加藤 偉そうなことは言えないですけど、まず書き上げることだと思います。書き始めることは誰でもできるけど、つまらなくてもいいから最後まで書いてみることは、経験値としてものすごく大きいと思うんです。それから、「これが書きたい」という初期衝動と熱量を持続できる、テーマというか対象を見つけることが大事だと思います。頭の中で考えていただけでは見つからないことも多いので、この時代はなかなか難しいですけど、外に出たり人と会って世界を広げた方が、発見は多いんじゃないかなって思います。
宇佐見 私も加藤さんがおっしゃったように、まず書き上げることが重要だなと思います。それと私自身が常に意識しているのは、絶対に自分の言葉で書くことと、新しいものを作るということ。この世界に小説は本当にたくさんあるわけで、それでも自分は新しいものを書くんだという気概があれば、書けるんじゃないかなっていうふうに思います。「この感情は自分にしかないんじゃないか?」とか、自分の中でくすぶっているものは探せば誰しも必ずあると思うんですよね。そういったものを、「全部乗せ」という気持ちで一度書いてみたら、またその先に行けるんじゃないかなと思います。

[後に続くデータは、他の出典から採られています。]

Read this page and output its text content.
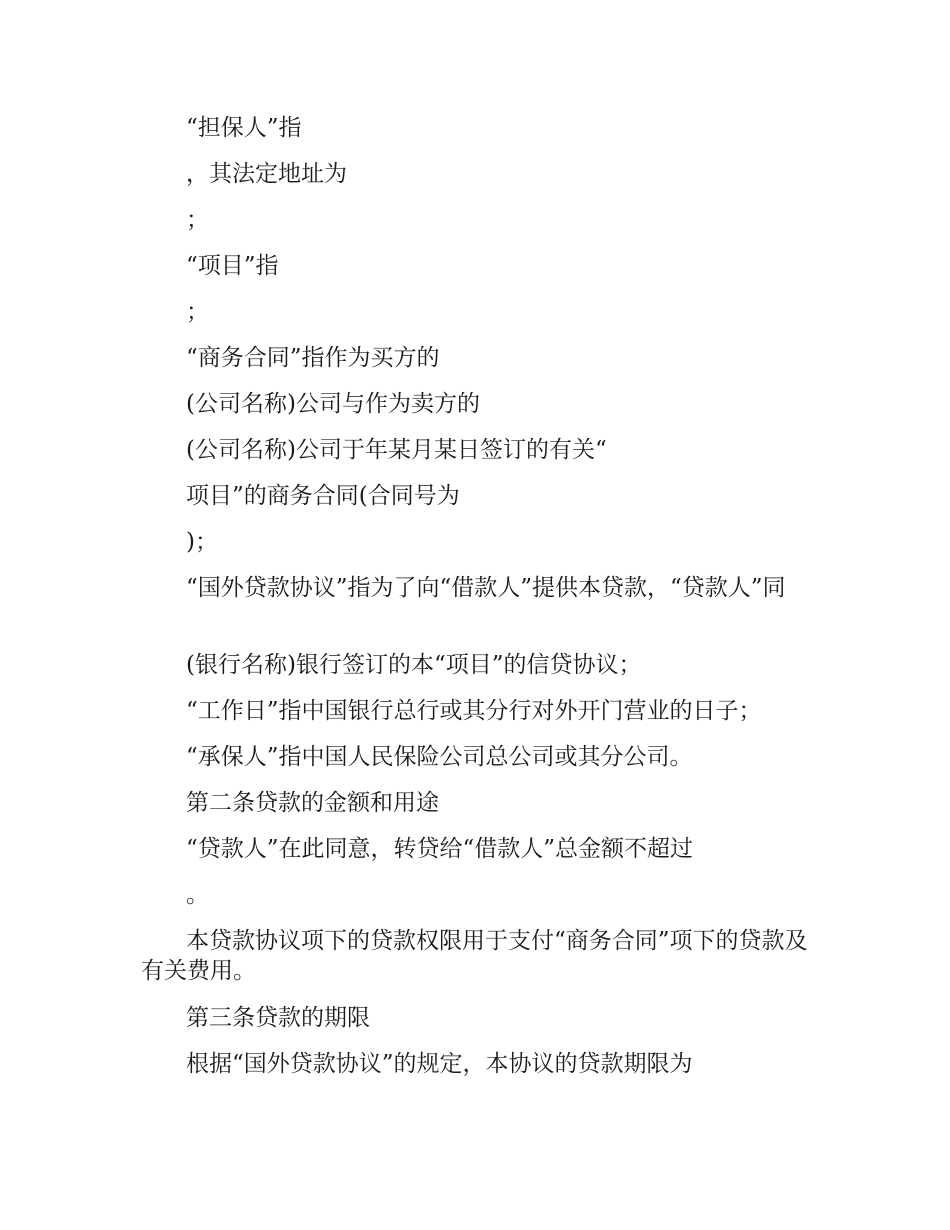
“担保人”指

，其法定地址为

；

“项目”指

；

“商务合同”指作为买方的

(公司名称)公司与作为卖方的

(公司名称)公司于年某月某日签订的有关“

项目”的商务合同(合同号为

)；

“国外贷款协议”指为了向“借款人”提供本贷款，“贷款人”同

(银行名称)银行签订的本“项目”的信贷协议；

“工作日”指中国银行总行或其分行对外开门营业的日子；

“承保人”指中国人民保险公司总公司或其分公司。

第二条贷款的金额和用途

“贷款人”在此同意，转贷给“借款人”总金额不超过

。

本贷款协议项下的贷款权限用于支付“商务合同”项下的贷款及有关费用。

第三条贷款的期限

根据“国外贷款协议”的规定，本协议的贷款期限为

Q2 店頭で『オルタネート』と『推し、燃ゆ』を並べて展開したいです。お互いの作品に紹介文を書くなら?
加藤 ムズッ!(笑) 持ち帰りたいくらいですけど......「不器用な主人公にとっての推しが、神なのか、悪魔なのか」。そこがこの作品の面白いところだと思うし、悪魔だとしたら救いはないのか? っていう感じかな。
宇佐見 私は......あとでご連絡することってできますか(笑)。その場で考えるのが不得意なタイプなので、ごめんなさい!
加藤 じゃあ僕は、あとで本屋さんに答えを見に行きますね(笑)。